昨年創業したばかりの「中科物棲(Jeejio.com)」もAIチップや関連製品の研究開発を手掛けている。他社と違うのは、自社で開発したAIチップとAI+IoTオペレーティングシステム「JeejioOS」をベースとする着脱可能な「超マイクロAIコンピューター」に重点を置き、これを基に製品やソリューションを顧客に提供している点だ。同社は7月18日、超マイクロAIコンピューターとRISC-V(リスクファイブ)チップを初めて公開した。

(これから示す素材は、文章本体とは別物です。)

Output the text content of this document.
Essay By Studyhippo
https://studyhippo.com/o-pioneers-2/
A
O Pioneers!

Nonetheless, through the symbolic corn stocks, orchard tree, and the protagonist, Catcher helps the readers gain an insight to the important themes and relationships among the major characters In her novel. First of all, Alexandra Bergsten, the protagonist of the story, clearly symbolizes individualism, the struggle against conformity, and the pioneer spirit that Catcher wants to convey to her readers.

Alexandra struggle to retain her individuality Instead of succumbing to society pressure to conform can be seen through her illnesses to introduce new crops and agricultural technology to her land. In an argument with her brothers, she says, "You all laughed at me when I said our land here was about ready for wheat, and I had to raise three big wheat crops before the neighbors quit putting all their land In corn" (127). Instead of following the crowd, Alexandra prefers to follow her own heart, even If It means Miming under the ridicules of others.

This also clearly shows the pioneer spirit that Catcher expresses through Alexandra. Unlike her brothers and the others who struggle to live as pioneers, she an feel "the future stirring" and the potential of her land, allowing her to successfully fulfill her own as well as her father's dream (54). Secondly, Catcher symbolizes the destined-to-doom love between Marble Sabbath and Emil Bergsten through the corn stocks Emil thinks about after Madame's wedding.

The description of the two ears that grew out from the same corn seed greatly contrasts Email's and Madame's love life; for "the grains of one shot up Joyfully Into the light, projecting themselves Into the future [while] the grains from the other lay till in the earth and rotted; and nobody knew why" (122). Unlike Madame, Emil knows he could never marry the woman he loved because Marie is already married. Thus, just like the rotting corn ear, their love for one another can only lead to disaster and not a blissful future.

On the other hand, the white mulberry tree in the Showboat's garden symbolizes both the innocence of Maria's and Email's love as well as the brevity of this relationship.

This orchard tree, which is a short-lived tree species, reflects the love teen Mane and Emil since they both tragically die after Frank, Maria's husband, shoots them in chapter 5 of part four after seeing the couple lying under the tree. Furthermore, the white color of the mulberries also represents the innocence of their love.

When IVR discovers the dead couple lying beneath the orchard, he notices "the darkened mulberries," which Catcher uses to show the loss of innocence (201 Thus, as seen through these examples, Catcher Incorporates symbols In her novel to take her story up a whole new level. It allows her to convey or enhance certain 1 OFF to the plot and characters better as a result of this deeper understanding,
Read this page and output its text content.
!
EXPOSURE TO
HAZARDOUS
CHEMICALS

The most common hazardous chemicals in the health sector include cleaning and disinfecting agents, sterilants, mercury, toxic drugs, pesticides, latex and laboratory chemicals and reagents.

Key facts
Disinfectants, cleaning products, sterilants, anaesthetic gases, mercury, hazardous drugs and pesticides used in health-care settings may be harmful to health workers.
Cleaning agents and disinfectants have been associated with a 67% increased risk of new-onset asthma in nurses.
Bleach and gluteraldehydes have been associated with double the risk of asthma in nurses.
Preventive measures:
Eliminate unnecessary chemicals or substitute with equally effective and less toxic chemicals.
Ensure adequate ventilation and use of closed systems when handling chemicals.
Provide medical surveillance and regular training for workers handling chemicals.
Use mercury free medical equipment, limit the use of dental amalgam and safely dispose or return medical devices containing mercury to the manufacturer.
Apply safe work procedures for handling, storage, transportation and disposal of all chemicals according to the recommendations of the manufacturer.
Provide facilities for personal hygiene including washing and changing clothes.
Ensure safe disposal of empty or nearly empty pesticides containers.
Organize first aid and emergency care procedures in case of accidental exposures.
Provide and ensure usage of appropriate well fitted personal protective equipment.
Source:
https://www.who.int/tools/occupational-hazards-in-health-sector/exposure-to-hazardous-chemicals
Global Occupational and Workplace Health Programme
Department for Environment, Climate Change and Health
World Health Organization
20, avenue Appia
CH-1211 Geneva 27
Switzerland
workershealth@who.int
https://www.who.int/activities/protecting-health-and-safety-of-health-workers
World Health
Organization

公式発表によると、同社が提供するAIチップは「JX1」「JX2」と名付けた2種類。「JX1」は55ナノプロセスを採用したヘテロジニアスデュアルコア型の RISC-V CPUで、プログラミング可能なAI特化型アクセラレーターと融合させた。既存のARM Cortex-Mシリーズと代替可能で、計算能力に一定の要求があるリアルタイム組み込み機器に適用する。産業用コンピューターやウエアラブルデバイス、低コストのスマート家具がそれに当たり、スマートメーターやスマートブレスレット、スマートソケットなどもこれに含まれる。「JX2」は中国初の実行可能なLinuxのヘテロジニアストリプルコア型のRISC-Vチップ。40ナノプロセスを採用し、クロック周波数は1GHzで、ARM Cortex-A7の水準にほぼ近い。30種類近い主要AIアルゴリズムモデルをサポートする。物体認識や物体検出、音声認識、自然言語処理などAIの要となる複数のタスクに適用する。

市場でよく見かけるAIチップの多くはARMのフレームワークをベースとしているが、同社のAIチップは2種類ともRISC-Vのフレームワークを採用している。同社はRISC-Vが支持されている理由として、多くのIoTデバイスに適合する優位性を持っている点を挙げた。

RISC-Vに関する研究開発を始めたのは2014年。同社CEOの張磊博士は中国で初めてRISC-Vフォーラムで講演した学者で、主任研究員の王元陶博士は、RISC-Vの開発に携わりチューリング賞を受賞したデイビッド・パターソン氏に師事した経歴を持つ。両博士は2015年、中国科学院計算所に「物端計算系統(Enabled Things Computing System)ラボ」を設立し、RISC-VのAI+IoTチップ研究開発に従事した。

AIチップを手掛ける企業の多くはAIチップをアルゴリズムと直接紐づけ、業界ソリューションに応用している。一方、中科物棲のロジックはこれとは異なる。同社は自社開発したAIチップをベースに超マイクロコンピューター「Jeejio」を開発。従来のコンピューターは大きい上、周辺機器は全てUSBで接続していたが、同社はコンピューターをSDカード並みに小さくすることで、身近にある全てのモノの手軽なスマート化を実現する。

中科物棲では現在、約150人が勤務している。設立から1年で2度の資金調達を実施した。